“The increasing home remittances sent by overseas Pakistanis working in the Middle East and North America are helping to boost banking as well as other sectors of the economy.”
ISLAMABAD, 24 February 2003 — The performance of the financial sector is improving in spite of the fact that commercial banks have accumulated large liquidity, and may face reduced profitability.
The results announced by a number of banks and financial institutions and the dividends they have declared indicate that the financial sector is doing well, even though the economy is lagging behind.
The increasing home remittances sent by overseas Pakistanis working in the Middle East and North America are helping to boost banking as well as other sectors of the economy.
The banks are now extending cheaper credit to corporate and consumer financing, loans for consumer durables, housing, small and medium enterprises, commodities, and other non-traditional users. The State Bank of Pakistan (SBP) has also eased conditions for the commercial banks to accept a variety of securities and collaterals to help credit takeoff. At the same time, banks report progress in collecting or rescheduling the old defaulted loans they claim were responsible for high lending rates for new borrowers.
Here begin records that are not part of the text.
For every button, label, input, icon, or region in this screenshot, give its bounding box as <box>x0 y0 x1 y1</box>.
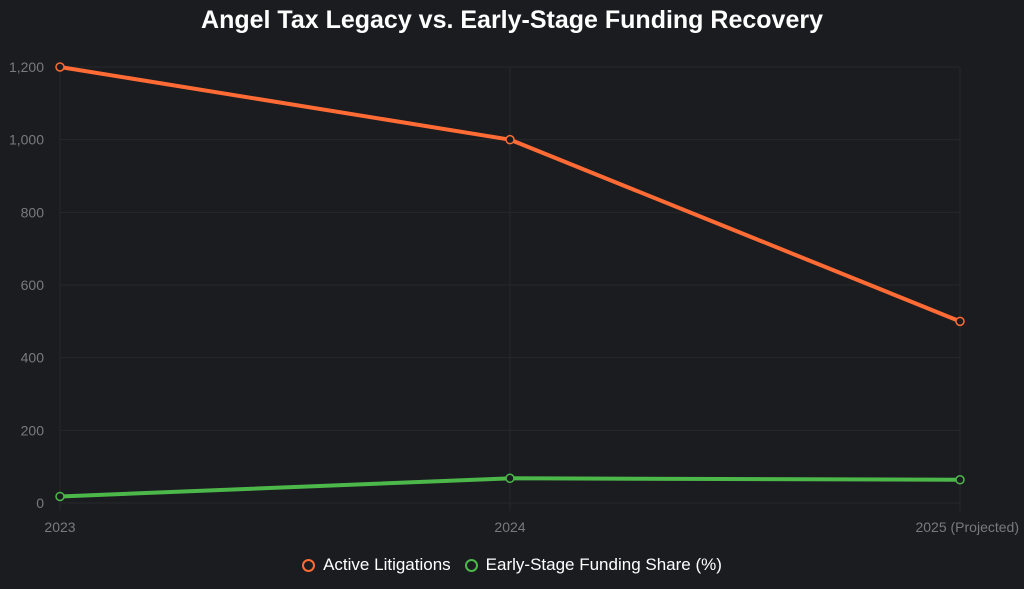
x-tick-label: 2024 <box>494 519 525 535</box>
legend-label: Active Litigations <box>323 555 451 574</box>
x-tick-label: 2023 <box>44 519 75 535</box>
data-point <box>55 491 65 502</box>
data-point <box>955 474 965 485</box>
legend: Active Litigations Early-Stage Funding S… <box>0 555 1024 575</box>
data-point <box>505 473 515 484</box>
data-point <box>955 316 965 327</box>
legend-swatch-icon <box>464 558 478 572</box>
data-point <box>55 62 65 72</box>
y-tick-label: 600 <box>21 277 45 293</box>
data-point <box>505 134 515 145</box>
legend-label: Early-Stage Funding Share (%) <box>485 555 722 574</box>
chart-title: Angel Tax Legacy vs. Early-Stage Funding… <box>201 6 823 34</box>
y-tick-label: 800 <box>21 204 45 220</box>
y-tick-label: 1,000 <box>9 132 44 148</box>
legend-item-active-litigations[interactable]: Active Litigations <box>302 555 451 575</box>
y-tick-label: 400 <box>21 350 45 366</box>
y-tick-label: 1,200 <box>9 59 44 75</box>
legend-swatch-icon <box>302 558 316 572</box>
y-tick-label: 0 <box>36 495 44 511</box>
legend-item-funding-share[interactable]: Early-Stage Funding Share (%) <box>464 555 722 575</box>
y-tick-label: 200 <box>21 422 45 438</box>
x-tick-label: 2025 (Projected) <box>915 519 1019 535</box>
The SBP has gradually reduced the lending rate for exports — the Export Refinance Facility (ERF) — down to 5.5 percent, over which commercial banks can charge a maximum spread of 1.5 percent, enabling exporters to borrow at 7.0 percent. The idea is to push beyond the $10.4 billion export target for fiscal 2003.
Export credits are also available from the Asian Development Bank-financed “Dollar Window” at the rate of LIBOR plus two percent, which comes to 4.57 percent, as of now. Credit for locally manufactured machinery for use in export production is also available at this rate.
At the same time, the World Bank’s affiliate for the private sector — International Finance Cooperation (IFC) — and ABN Amro Bank have signed an $80 million trade enhancement facility to finance Pakistani private sector for importing industrial raw materials and capital goods.
The central bank has also reduced the lending rate from 12 to 9.5 percent for purchase of commodities. The 12 percent rate, set on April 26, 2000, was both for the government and private sector engaged in the export of rice, wheat and other commodities. The central bank brought its discount rate down from 9.0 percent to 7.5 percent in November 2002, from a high of 13 percent on Oct. 5, 2000.
As part of its efforts to bring down the interest rate, the SBP has also slashed the benchmark 6-month Treasury Bills (TBs) rate from 7.2 percent in April 2000 to 3.2 as of now from a high of 14 percent on June 7, 2001.
The SBP launched Pakistan Investment Bonds (PIBs) on Dec. 14, 2000 to mop up money from the market. The PIBs have maturity periods of three, five and 10 years. All three started at a 14 percent yield that is now brought down to 7.5 percent.